The other day Ashraf Khalil wrote about how hard it was for him to publish an account of the mistreatment of Palestinian journalist Mohammed Omer in the LA Times last year. Khalil's story reminded a reader of the story that Ken Silverstein wrote in Harper's two years ago, describing his ordeal in trying to publish a story explaining Hezbollah's political appeal in Lebanon:
After submitting my story, though, I ran up against insurmountable
editorial obstacles. It was clear that I was deemed to have written a
story that was too favorable to Hezbollah, even though any article
seeking to examine its popularity would, by necessity, require some
focus on the group’s more attractive aspects. After the story was near
completion, a new editor was called in to review it because, I was
told, Hezbollah had a history of inviting reporters to Lebanon and
controlling their agenda. The obvious implication was that this had
happened in my case—despite the fact that, outside of my interviews
with Hezbollah officials, I had had no contact with the party. I had
hired my own driver (who turned out to be sympathetic to Hezbollah,
like most Shiites, but not connected to the movement) and translators
(all Christians), with no restrictions placed on where I went or who I
met with; and in fact I had spent significant time with the group’s
critics.
The primary problem, it soon became clear, was fear of
offending supporters of Israel. At one point I was told that editorial
changes were needed to “inoculate” the newspaper from criticism, and
although who the critics might be was never spelled out, the answer
seemed fairly obvious. I was also told in one memo that “we should
avoid taking sides,” which apparently meant omitting inconvenient
historical facts. Over my repeated objections, editors cut a line that
referred to “Israel’s creation following World War II in an area
overwhelmingly populated at the time by Arabs.” That, I was told in an
email from one editor, David Lauter, was
the Arab view of things. Israelis would say, with
some justification, that much of the area wasn’t overwhelmingly
populated by anyone at the time the first Zionist pioneers arrived in
the first part of the 20th century and that the population rose in the
mid-decades of the century in large part because of people migrating
into Palestine in response to the economic development they brought
about.
But that argument, which in any case doesn’t refute what I wrote,
was long ago rejected by serious Mideast scholars, including many in
Israel. It also avoids confronting a root cause of the conflict.
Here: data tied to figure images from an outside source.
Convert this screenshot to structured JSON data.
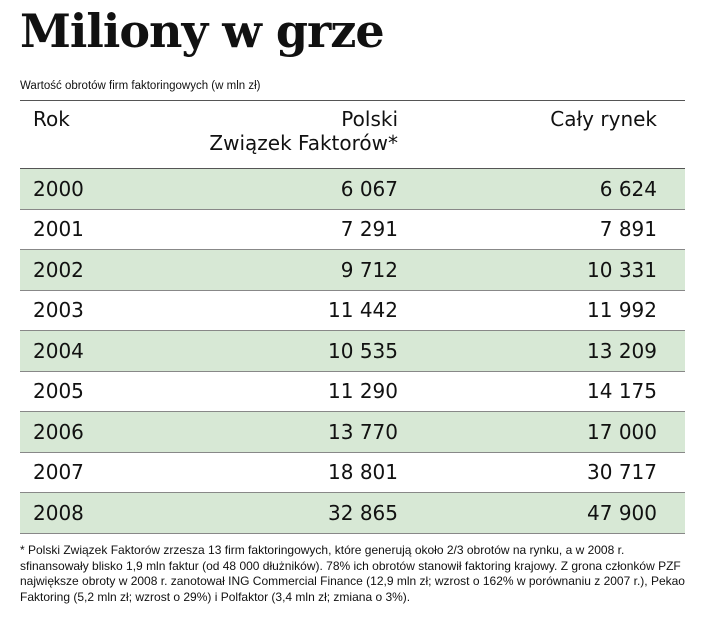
{
  "header": {
    "title": "Miliony w grze",
    "subtitle": "Wartość obrotów firm faktoringowych (w mln zł)"
  },
  "table": {
    "columns": [
      "Rok",
      [
        "Polski",
        "Związek Faktorów*"
      ],
      "Cały rynek"
    ],
    "rows": [
      [
        "2000",
        "6 067",
        "6 624"
      ],
      [
        "2001",
        "7 291",
        "7 891"
      ],
      [
        "2002",
        "9 712",
        "10 331"
      ],
      [
        "2003",
        "11 442",
        "11 992"
      ],
      [
        "2004",
        "10 535",
        "13 209"
      ],
      [
        "2005",
        "11 290",
        "14 175"
      ],
      [
        "2006",
        "13 770",
        "17 000"
      ],
      [
        "2007",
        "18 801",
        "30 717"
      ],
      [
        "2008",
        "32 865",
        "47 900"
      ]
    ]
  },
  "footnote": "* Polski Związek Faktorów zrzesza 13 firm faktoringowych, które generują około 2/3 obrotów na rynku, a w 2008 r. sfinansowały blisko 1,9 mln faktur (od 48 000 dłużników). 78% ich obrotów stanowił faktoring krajowy. Z grona członków PZF największe obroty w 2008 r. zanotował ING Commercial Finance (12,9 mln zł; wzrost o 162% w porównaniu z 2007 r.), Pekao Faktoring (5,2 mln zł; wzrost o 29%) i Polfaktor (3,4 mln zł; zmiana o 3%)."
}
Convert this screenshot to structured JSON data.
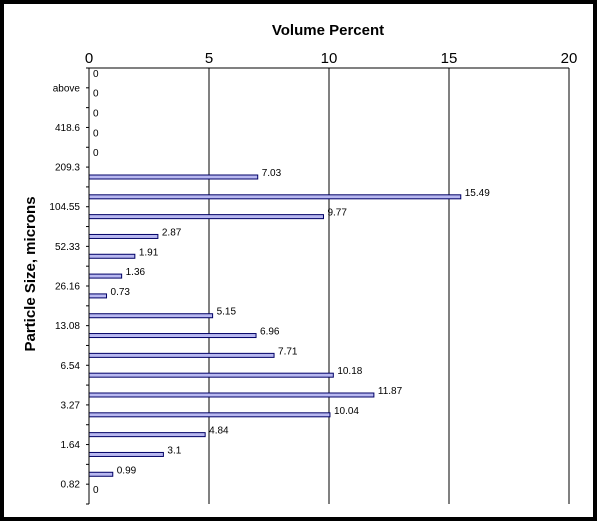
{
  "chart_data": {
    "type": "bar",
    "orientation": "horizontal",
    "title": "Volume Percent",
    "xlabel": "Volume Percent",
    "ylabel": "Particle Size, microns",
    "xlim": [
      0,
      20
    ],
    "xticks": [
      "0",
      "5",
      "10",
      "15",
      "20"
    ],
    "category_labels": [
      "above",
      "418.6",
      "209.3",
      "104.55",
      "52.33",
      "26.16",
      "13.08",
      "6.54",
      "3.27",
      "1.64",
      "0.82"
    ],
    "values": [
      0,
      0,
      0,
      0,
      0,
      7.03,
      15.49,
      9.77,
      2.87,
      1.91,
      1.36,
      0.73,
      5.15,
      6.96,
      7.71,
      10.18,
      11.87,
      10.04,
      4.84,
      3.1,
      0.99,
      0
    ],
    "value_labels": [
      "0",
      "0",
      "0",
      "0",
      "0",
      "7.03",
      "15.49",
      "9.77",
      "2.87",
      "1.91",
      "1.36",
      "0.73",
      "5.15",
      "6.96",
      "7.71",
      "10.18",
      "11.87",
      "10.04",
      "4.84",
      "3.1",
      "0.99",
      "0"
    ],
    "grid": true,
    "colors": {
      "bar_fill": "#b8b8f0",
      "bar_stroke": "#000066",
      "frame": "#000000",
      "background": "#ffffff"
    }
  }
}
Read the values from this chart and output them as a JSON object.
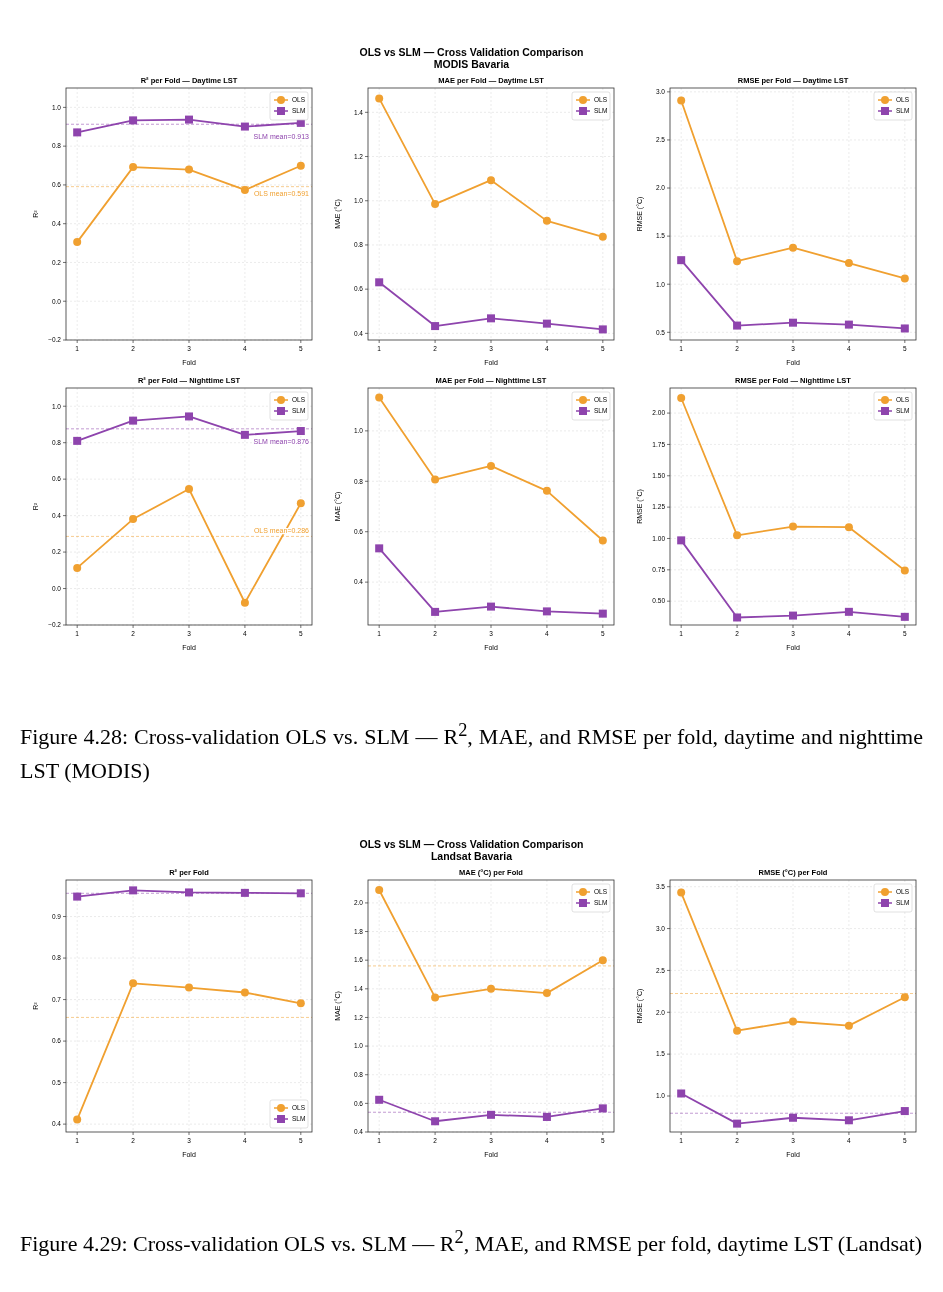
{
  "chart_data": [
    {
      "type": "line",
      "title": "R² per Fold — Daytime LST",
      "xlabel": "Fold",
      "ylabel": "R²",
      "annotations": [
        "OLS vs SLM — Cross Validation Comparison",
        "MODIS Bavaria"
      ],
      "x": [
        1,
        2,
        3,
        4,
        5
      ],
      "xlim": [
        0.8,
        5.2
      ],
      "xticks": [
        1,
        2,
        3,
        4,
        5
      ],
      "ylim": [
        -0.2,
        1.1
      ],
      "yticks": [
        {
          "value": -0.2,
          "label": "−0.2"
        },
        {
          "value": 0,
          "label": "0.0"
        },
        0.2,
        0.4,
        0.6,
        0.8,
        {
          "value": 1,
          "label": "1.0"
        }
      ],
      "grid": true,
      "legend": "top right",
      "series": [
        {
          "name": "OLS",
          "color": "#f0a030",
          "marker": "circle",
          "values": [
            0.305,
            0.692,
            0.679,
            0.574,
            0.699
          ]
        },
        {
          "name": "SLM",
          "color": "#8e44ad",
          "marker": "square",
          "values": [
            0.871,
            0.933,
            0.937,
            0.901,
            0.92
          ]
        }
      ],
      "ref_lines": [
        {
          "axis": "y",
          "value": 0.913,
          "label": "SLM mean=0.913",
          "color": "#8e44ad",
          "line_style": "dashed"
        },
        {
          "axis": "y",
          "value": 0.591,
          "label": "OLS mean=0.591",
          "color": "#f0a030",
          "line_style": "dashed"
        }
      ]
    },
    {
      "type": "line",
      "title": "MAE per Fold — Daytime LST",
      "xlabel": "Fold",
      "ylabel": "MAE (°C)",
      "x": [
        1,
        2,
        3,
        4,
        5
      ],
      "xlim": [
        0.8,
        5.2
      ],
      "xticks": [
        1,
        2,
        3,
        4,
        5
      ],
      "ylim": [
        0.37,
        1.51
      ],
      "yticks": [
        0.4,
        0.6,
        0.8,
        {
          "value": 1,
          "label": "1.0"
        },
        1.2,
        1.4
      ],
      "grid": true,
      "legend": "top right",
      "series": [
        {
          "name": "OLS",
          "color": "#f0a030",
          "marker": "circle",
          "values": [
            1.463,
            0.985,
            1.093,
            0.909,
            0.837
          ]
        },
        {
          "name": "SLM",
          "color": "#8e44ad",
          "marker": "square",
          "values": [
            0.631,
            0.433,
            0.468,
            0.444,
            0.418
          ]
        }
      ]
    },
    {
      "type": "line",
      "title": "RMSE per Fold — Daytime LST",
      "xlabel": "Fold",
      "ylabel": "RMSE (°C)",
      "x": [
        1,
        2,
        3,
        4,
        5
      ],
      "xlim": [
        0.8,
        5.2
      ],
      "xticks": [
        1,
        2,
        3,
        4,
        5
      ],
      "ylim": [
        0.42,
        3.04
      ],
      "yticks": [
        0.5,
        {
          "value": 1,
          "label": "1.0"
        },
        1.5,
        {
          "value": 2,
          "label": "2.0"
        },
        2.5,
        {
          "value": 3,
          "label": "3.0"
        }
      ],
      "grid": true,
      "legend": "top right",
      "series": [
        {
          "name": "OLS",
          "color": "#f0a030",
          "marker": "circle",
          "values": [
            2.91,
            1.24,
            1.38,
            1.22,
            1.06
          ]
        },
        {
          "name": "SLM",
          "color": "#8e44ad",
          "marker": "square",
          "values": [
            1.25,
            0.57,
            0.6,
            0.58,
            0.54
          ]
        }
      ]
    },
    {
      "type": "line",
      "title": "R² per Fold — Nighttime LST",
      "xlabel": "Fold",
      "ylabel": "R²",
      "x": [
        1,
        2,
        3,
        4,
        5
      ],
      "xlim": [
        0.8,
        5.2
      ],
      "xticks": [
        1,
        2,
        3,
        4,
        5
      ],
      "ylim": [
        -0.2,
        1.1
      ],
      "yticks": [
        {
          "value": -0.2,
          "label": "−0.2"
        },
        {
          "value": 0,
          "label": "0.0"
        },
        0.2,
        0.4,
        0.6,
        0.8,
        {
          "value": 1,
          "label": "1.0"
        }
      ],
      "grid": true,
      "legend": "top right",
      "series": [
        {
          "name": "OLS",
          "color": "#f0a030",
          "marker": "circle",
          "values": [
            0.113,
            0.381,
            0.546,
            -0.078,
            0.468
          ]
        },
        {
          "name": "SLM",
          "color": "#8e44ad",
          "marker": "square",
          "values": [
            0.81,
            0.921,
            0.944,
            0.843,
            0.864
          ]
        }
      ],
      "ref_lines": [
        {
          "axis": "y",
          "value": 0.876,
          "label": "SLM mean=0.876",
          "color": "#8e44ad",
          "line_style": "dashed"
        },
        {
          "axis": "y",
          "value": 0.286,
          "label": "OLS mean=0.286",
          "color": "#f0a030",
          "line_style": "dashed"
        }
      ]
    },
    {
      "type": "line",
      "title": "MAE per Fold — Nighttime LST",
      "xlabel": "Fold",
      "ylabel": "MAE (°C)",
      "x": [
        1,
        2,
        3,
        4,
        5
      ],
      "xlim": [
        0.8,
        5.2
      ],
      "xticks": [
        1,
        2,
        3,
        4,
        5
      ],
      "ylim": [
        0.23,
        1.17
      ],
      "yticks": [
        0.4,
        0.6,
        0.8,
        {
          "value": 1,
          "label": "1.0"
        }
      ],
      "grid": true,
      "legend": "top right",
      "series": [
        {
          "name": "OLS",
          "color": "#f0a030",
          "marker": "circle",
          "values": [
            1.132,
            0.807,
            0.861,
            0.762,
            0.565
          ]
        },
        {
          "name": "SLM",
          "color": "#8e44ad",
          "marker": "square",
          "values": [
            0.534,
            0.282,
            0.303,
            0.284,
            0.275
          ]
        }
      ]
    },
    {
      "type": "line",
      "title": "RMSE per Fold — Nighttime LST",
      "xlabel": "Fold",
      "ylabel": "RMSE (°C)",
      "annotations": [
        "Figure 4.28: Cross-validation OLS vs. SLM — R$^{2}$, MAE, and RMSE per fold, daytime and nighttime LST (MODIS)"
      ],
      "x": [
        1,
        2,
        3,
        4,
        5
      ],
      "xlim": [
        0.8,
        5.2
      ],
      "xticks": [
        1,
        2,
        3,
        4,
        5
      ],
      "ylim": [
        0.31,
        2.2
      ],
      "yticks": [
        {
          "value": 0.5,
          "label": "0.50"
        },
        0.75,
        {
          "value": 1,
          "label": "1.00"
        },
        1.25,
        {
          "value": 1.5,
          "label": "1.50"
        },
        1.75,
        {
          "value": 2,
          "label": "2.00"
        }
      ],
      "grid": true,
      "legend": "top right",
      "series": [
        {
          "name": "OLS",
          "color": "#f0a030",
          "marker": "circle",
          "values": [
            2.12,
            1.025,
            1.095,
            1.09,
            0.745
          ]
        },
        {
          "name": "SLM",
          "color": "#8e44ad",
          "marker": "square",
          "values": [
            0.985,
            0.37,
            0.385,
            0.415,
            0.375
          ]
        }
      ]
    },
    {
      "type": "line",
      "title": "R² per Fold",
      "xlabel": "Fold",
      "ylabel": "R²",
      "annotations": [
        "OLS vs SLM — Cross Validation Comparison",
        "Landsat Bavaria"
      ],
      "x": [
        1,
        2,
        3,
        4,
        5
      ],
      "xlim": [
        0.8,
        5.2
      ],
      "xticks": [
        1,
        2,
        3,
        4,
        5
      ],
      "ylim": [
        0.381,
        0.988
      ],
      "yticks": [
        0.4,
        0.5,
        0.6,
        0.7,
        0.8,
        0.9
      ],
      "grid": true,
      "legend": "bottom right",
      "series": [
        {
          "name": "OLS",
          "color": "#f0a030",
          "marker": "circle",
          "values": [
            0.411,
            0.739,
            0.729,
            0.717,
            0.691
          ]
        },
        {
          "name": "SLM",
          "color": "#8e44ad",
          "marker": "square",
          "values": [
            0.948,
            0.963,
            0.958,
            0.957,
            0.956
          ]
        }
      ],
      "ref_lines": [
        {
          "axis": "y",
          "value": 0.956,
          "color": "#8e44ad",
          "line_style": "dashed"
        },
        {
          "axis": "y",
          "value": 0.657,
          "color": "#f0a030",
          "line_style": "dashed"
        }
      ]
    },
    {
      "type": "line",
      "title": "MAE (°C) per Fold",
      "xlabel": "Fold",
      "ylabel": "MAE (°C)",
      "x": [
        1,
        2,
        3,
        4,
        5
      ],
      "xlim": [
        0.8,
        5.2
      ],
      "xticks": [
        1,
        2,
        3,
        4,
        5
      ],
      "ylim": [
        0.4,
        2.16
      ],
      "yticks": [
        0.4,
        0.6,
        0.8,
        {
          "value": 1,
          "label": "1.0"
        },
        1.2,
        1.4,
        1.6,
        1.8,
        {
          "value": 2,
          "label": "2.0"
        }
      ],
      "grid": true,
      "legend": "top right",
      "series": [
        {
          "name": "OLS",
          "color": "#f0a030",
          "marker": "circle",
          "values": [
            2.09,
            1.34,
            1.4,
            1.37,
            1.6
          ]
        },
        {
          "name": "SLM",
          "color": "#8e44ad",
          "marker": "square",
          "values": [
            0.625,
            0.475,
            0.52,
            0.505,
            0.565
          ]
        }
      ],
      "ref_lines": [
        {
          "axis": "y",
          "value": 1.56,
          "color": "#f0a030",
          "line_style": "dashed"
        },
        {
          "axis": "y",
          "value": 0.538,
          "color": "#8e44ad",
          "line_style": "dashed"
        }
      ]
    },
    {
      "type": "line",
      "title": "RMSE (°C) per Fold",
      "xlabel": "Fold",
      "ylabel": "RMSE (°C)",
      "annotations": [
        "Figure 4.29: Cross-validation OLS vs. SLM — R$^{2}$, MAE, and RMSE per fold, daytime LST (Landsat)"
      ],
      "x": [
        1,
        2,
        3,
        4,
        5
      ],
      "xlim": [
        0.8,
        5.2
      ],
      "xticks": [
        1,
        2,
        3,
        4,
        5
      ],
      "ylim": [
        0.57,
        3.58
      ],
      "yticks": [
        {
          "value": 1,
          "label": "1.0"
        },
        1.5,
        {
          "value": 2,
          "label": "2.0"
        },
        2.5,
        {
          "value": 3,
          "label": "3.0"
        },
        3.5
      ],
      "grid": true,
      "legend": "top right",
      "series": [
        {
          "name": "OLS",
          "color": "#f0a030",
          "marker": "circle",
          "values": [
            3.43,
            1.78,
            1.89,
            1.84,
            2.18
          ]
        },
        {
          "name": "SLM",
          "color": "#8e44ad",
          "marker": "square",
          "values": [
            1.03,
            0.67,
            0.74,
            0.71,
            0.82
          ]
        }
      ],
      "ref_lines": [
        {
          "axis": "y",
          "value": 2.224,
          "color": "#f0a030",
          "line_style": "dashed"
        },
        {
          "axis": "y",
          "value": 0.794,
          "color": "#8e44ad",
          "line_style": "dashed"
        }
      ]
    }
  ]
}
According to the Jewish Agency for Palestine, the original Zionist
governing body in what was to become Israel, there were roughly 1.1
million Arab Muslims living in Palestine at the time of partition—twice
the number of Jews. “Perspective is everything,” I replied in an email
to the editors. “If my name was Mostafa Naser and I grew up in the
southern suburbs of Beirut, I seriously doubt I would be an ardent
Zionist. If we can’t even acknowledge that Arabs have a legitimate
point of view—and acknowledge what the numbers show—we caricature them
as nothing more than a bunch of irrational Jew haters.” As I noted in a
conversation with one editor, religious hatred, on both sides, is an
element in the conflict, but it is fundamentally a struggle over land
and national identity. If an Eskimo state had been created in Palestine
in 1948, one suspects that anti-Eskimo feeling would have increased
markedly in the Arab world. When I asked [Nawaf] Musawi [foreign affairs chief for Hezbollah] about the Holocaust
denial that has been espoused by some Arab leaders, and suggested it
reflected an unwillingness to acknowledge Jewish suffering, he replied,
“We are not denying that European racists persecuted an entire people
or belittling the suffering of the Jewish people, and we say this with
utter frankness and without compliment. But Europeans committed those
crimes, and then we were made to pay for them with our land.” After
days of unfruitful negotiations, and a final edit that in my view
gutted the story, I decided to pull the piece rather than “inoculate”
it to the point of dishonesty.
A few comments. Wonderful account. Note that Lauter subscribes to Joan Peters's discredited From Time Immemorial thesis.
The only thing missing from this piece is an understanding of the Israel lobby. Why is this censorship taking place? Three reasons: empowered Jews in the media who feel loyalty to Israel and exercise that loyalty; Jews and non-Jews in the media who are aware of their colleagues' feelings and have absorbed them; Jews and non-Jews who are afraid of offending powerful sentiments in the community. When will the Arab narrative gain any nobility? Soon, friends. I believe that Silverstein is Jewish. The inroads that progressive Jews are making into Israel-centered Jewish identity is nothing short of a liberation.